Silent Hill Has Girl Power

Just in time for Mother’s Day, along comes a movie that produces one of the more bizarre odes to motherhood and female companionship I’ve ever seen on film. Silent Hill, based on the popular series of video games (though you really can’t tell it was based on a game), has entered theatres with a compelling, disturbing look at the bonds between women.
Without giving too much away, the movie centers on a young girl’s disturbing dreams. Her father doesn’t really know what to do, so her mother decides to take her away to a town that she keeps mentioning in her sleep, a town called Silent Hill. When they reach the town, the girl disappears, and the mother enters a surreal, phantasmagorical world full of mysterious clues and malevolent entities. She is assisted in her quest to find her daughter by an attractive female cop dressed totally in tight leather. A twist of curdled religion is thrown in to bring things to a full boil and together the two women piece together the disturbing story of the damned town.
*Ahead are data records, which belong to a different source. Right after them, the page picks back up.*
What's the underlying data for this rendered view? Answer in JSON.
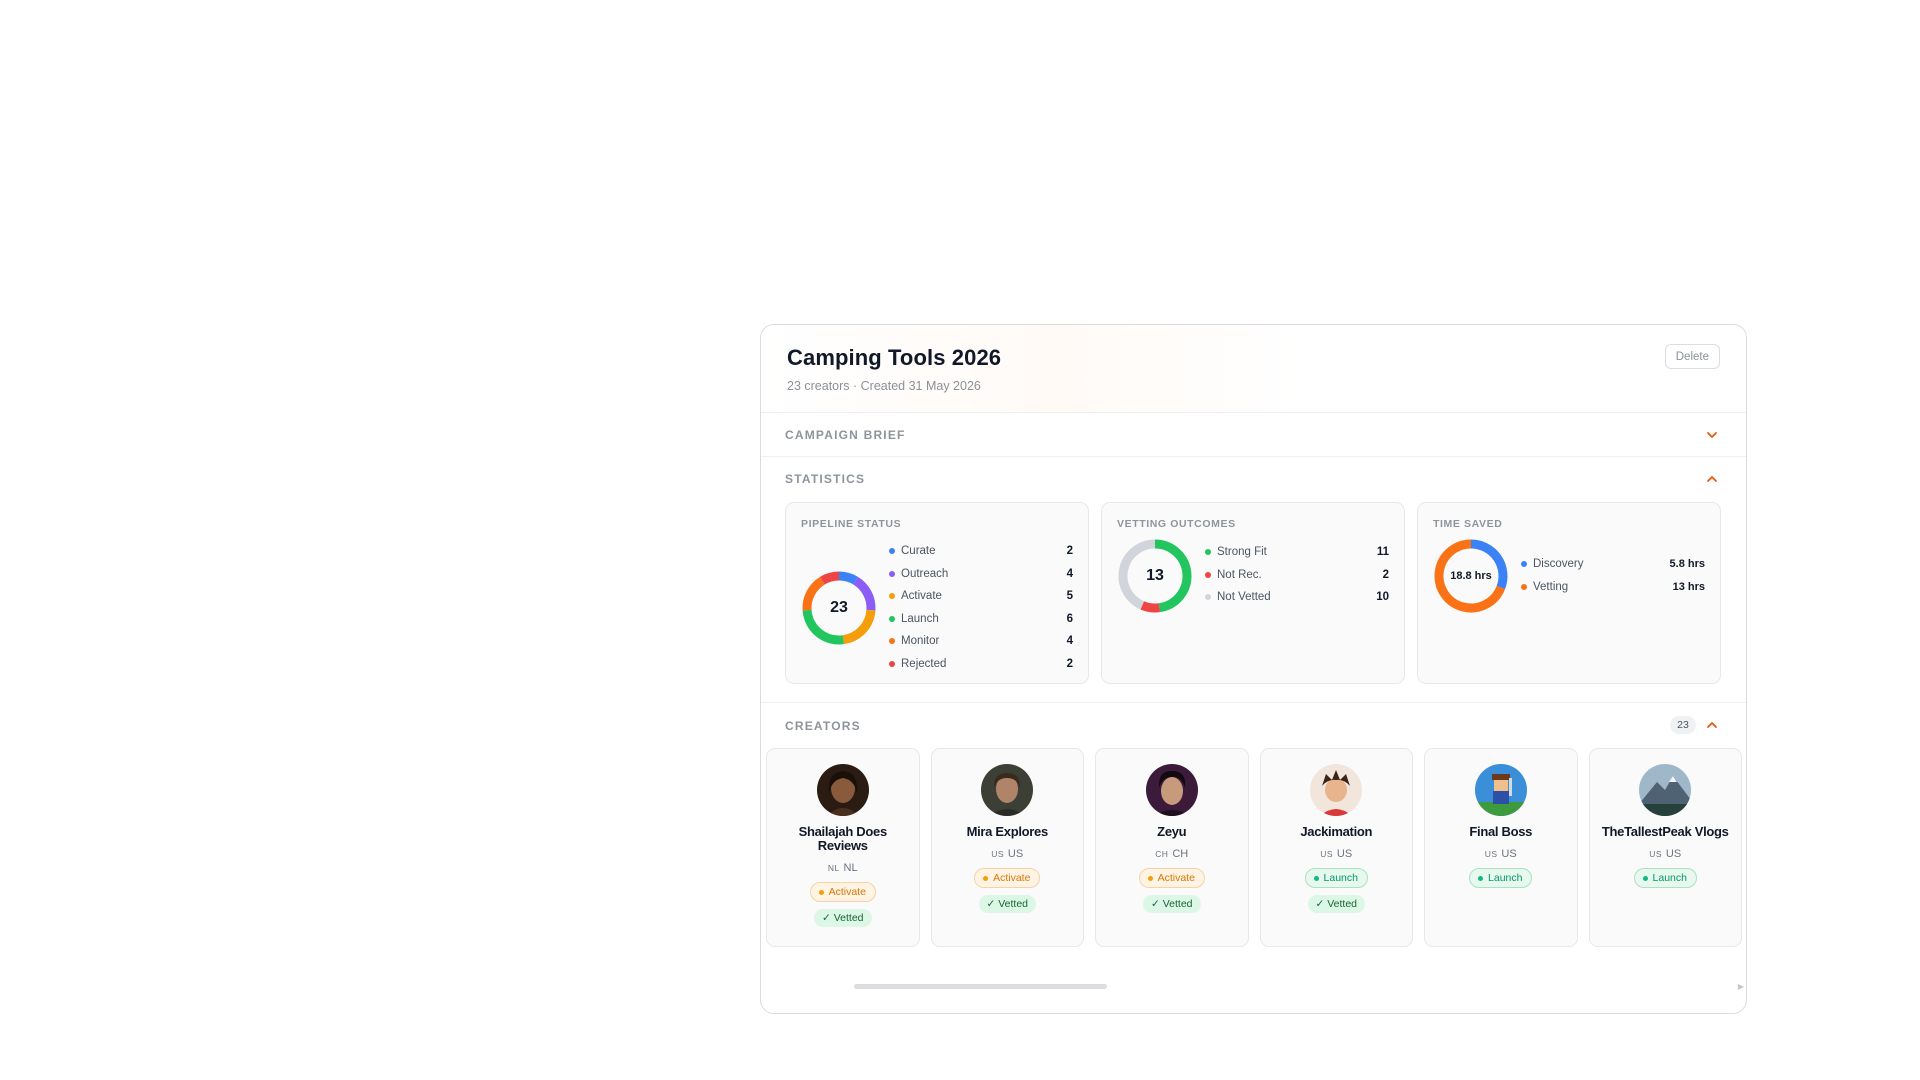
{
  "campaign": {
    "title": "Camping Tools 2026",
    "subtitle": "23 creators · Created 31 May 2026",
    "delete_label": "Delete"
  },
  "sections": {
    "brief": "CAMPAIGN BRIEF",
    "statistics": "STATISTICS",
    "creators": "CREATORS",
    "creators_count": "23"
  },
  "stats": {
    "pipeline": {
      "title": "PIPELINE STATUS",
      "total": "23",
      "items": [
        {
          "label": "Curate",
          "value": "2",
          "color": "#3b82f6"
        },
        {
          "label": "Outreach",
          "value": "4",
          "color": "#8b5cf6"
        },
        {
          "label": "Activate",
          "value": "5",
          "color": "#f59e0b"
        },
        {
          "label": "Launch",
          "value": "6",
          "color": "#22c55e"
        },
        {
          "label": "Monitor",
          "value": "4",
          "color": "#f97316"
        },
        {
          "label": "Rejected",
          "value": "2",
          "color": "#ef4444"
        }
      ]
    },
    "vetting": {
      "title": "VETTING OUTCOMES",
      "total": "13",
      "items": [
        {
          "label": "Strong Fit",
          "value": "11",
          "color": "#22c55e"
        },
        {
          "label": "Not Rec.",
          "value": "2",
          "color": "#ef4444"
        },
        {
          "label": "Not Vetted",
          "value": "10",
          "color": "#d1d5db"
        }
      ]
    },
    "time": {
      "title": "TIME SAVED",
      "total": "18.8 hrs",
      "items": [
        {
          "label": "Discovery",
          "value": "5.8 hrs",
          "amount": 5.8,
          "color": "#3b82f6"
        },
        {
          "label": "Vetting",
          "value": "13 hrs",
          "amount": 13,
          "color": "#f97316"
        }
      ]
    }
  },
  "creators": [
    {
      "name": "Shailajah Does Reviews",
      "cc": "NL",
      "country": "NL",
      "stage": "Activate",
      "vetted": "✓ Vetted",
      "avatar": "avatar-portrait-woman"
    },
    {
      "name": "Mira Explores",
      "cc": "US",
      "country": "US",
      "stage": "Activate",
      "vetted": "✓ Vetted",
      "avatar": "avatar-portrait-man"
    },
    {
      "name": "Zeyu",
      "cc": "CH",
      "country": "CH",
      "stage": "Activate",
      "vetted": "✓ Vetted",
      "avatar": "avatar-portrait-young"
    },
    {
      "name": "Jackimation",
      "cc": "US",
      "country": "US",
      "stage": "Launch",
      "vetted": "✓ Vetted",
      "avatar": "avatar-cartoon"
    },
    {
      "name": "Final Boss",
      "cc": "US",
      "country": "US",
      "stage": "Launch",
      "vetted": "",
      "avatar": "avatar-pixel-hero"
    },
    {
      "name": "TheTallestPeak Vlogs",
      "cc": "US",
      "country": "US",
      "stage": "Launch",
      "vetted": "",
      "avatar": "avatar-mountain"
    }
  ]
}
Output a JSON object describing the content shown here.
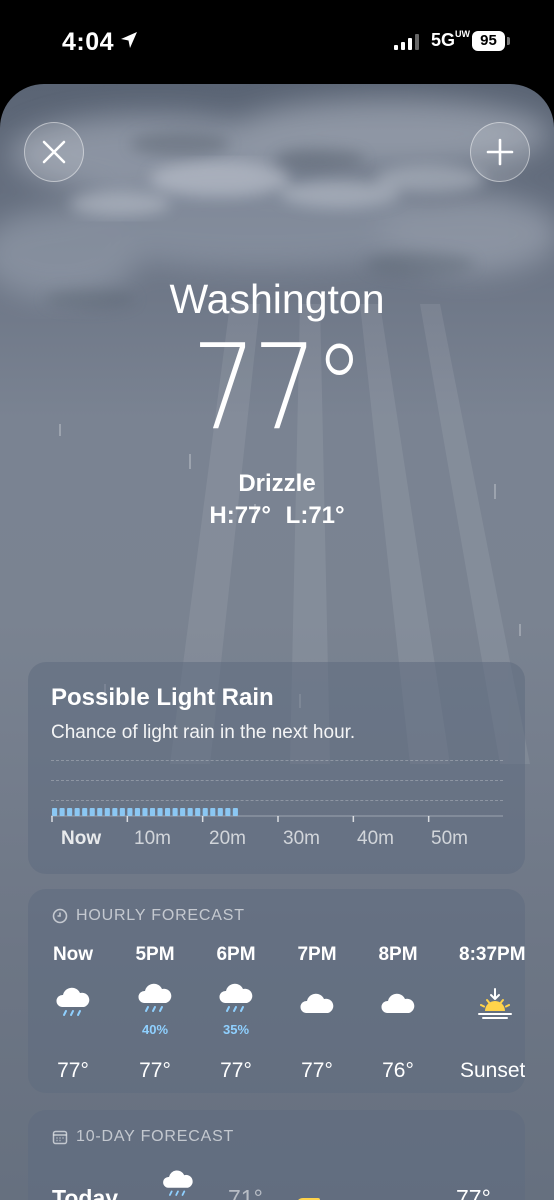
{
  "status": {
    "time": "4:04",
    "network": "5G",
    "network_badge": "UW",
    "battery": "95"
  },
  "weather": {
    "city": "Washington",
    "temperature": "77°",
    "condition": "Drizzle",
    "high_low": "H:77°  L:71°"
  },
  "buttons": {
    "close_icon": "close-icon",
    "add_icon": "plus-icon"
  },
  "rain_card": {
    "title": "Possible Light Rain",
    "subtitle": "Chance of light rain in the next hour.",
    "minute_labels": [
      "Now",
      "10m",
      "20m",
      "30m",
      "40m",
      "50m"
    ],
    "rain_minutes": 25
  },
  "hourly": {
    "header": "HOURLY FORECAST",
    "hours": [
      {
        "time": "Now",
        "icon": "rain-cloud-icon",
        "pop": "",
        "temp": "77°"
      },
      {
        "time": "5PM",
        "icon": "rain-cloud-icon",
        "pop": "40%",
        "temp": "77°"
      },
      {
        "time": "6PM",
        "icon": "rain-cloud-icon",
        "pop": "35%",
        "temp": "77°"
      },
      {
        "time": "7PM",
        "icon": "cloud-icon",
        "pop": "",
        "temp": "77°"
      },
      {
        "time": "8PM",
        "icon": "cloud-icon",
        "pop": "",
        "temp": "76°"
      },
      {
        "time": "8:37PM",
        "icon": "sunset-icon",
        "pop": "",
        "temp": "Sunset"
      }
    ]
  },
  "ten_day": {
    "header": "10-DAY FORECAST",
    "first_row": {
      "day": "Today",
      "low": "71°",
      "high": "77°"
    }
  },
  "colors": {
    "precip": "#8fd0ff",
    "sun": "#ffd34a"
  }
}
The first version of the script was turned down by the studio because there were no real male characters. Once it was rewritten with the husband character, the script was accepted. The few males in the film, from the husband to a sketchy detective, are obviously there as an afterthought. They are always behind the curve that the women set; they fumble around, utterly helpless in the big picture.
I was surprised at the lesbian subtext in the film. The relationship between the mother and the cop can easily be read to include more feelings than are explicitly described. More than a weird Sapphic fantasy, however, the film is also a contemplation on female rage. From the whacked-out religious convictions of the town’s matriarch to the confined fury of a small girl treated horribly, the movie is more of a psychological thriller than a real horror film.
The female leads, none of which are (yet) famous, are all quite good, even though the script does hand them the occasional clunker line and veers a little close to melodrama at times. The special effects are seamless, and the story is intelligent and much richer than is usually to be expected from movies released this close to the summer.
The violence increases as the movie progresses, and some genuinely disturbing images and characters appear. This is not a film for people with weak sensibilities. At the same time, it is not for people who just want a bloody horror film, because the grotesque sequences are always secondary to the story itself, which is developed much more than in your usual splatterfest.
Silent Hill is sure to get mixed reviews and is unlikely to please all audiences. Nonetheless, it is a smart, compelling story that will alternately fascinate and freak out those viewers who like to explore the conflicted world of the feminine mystique.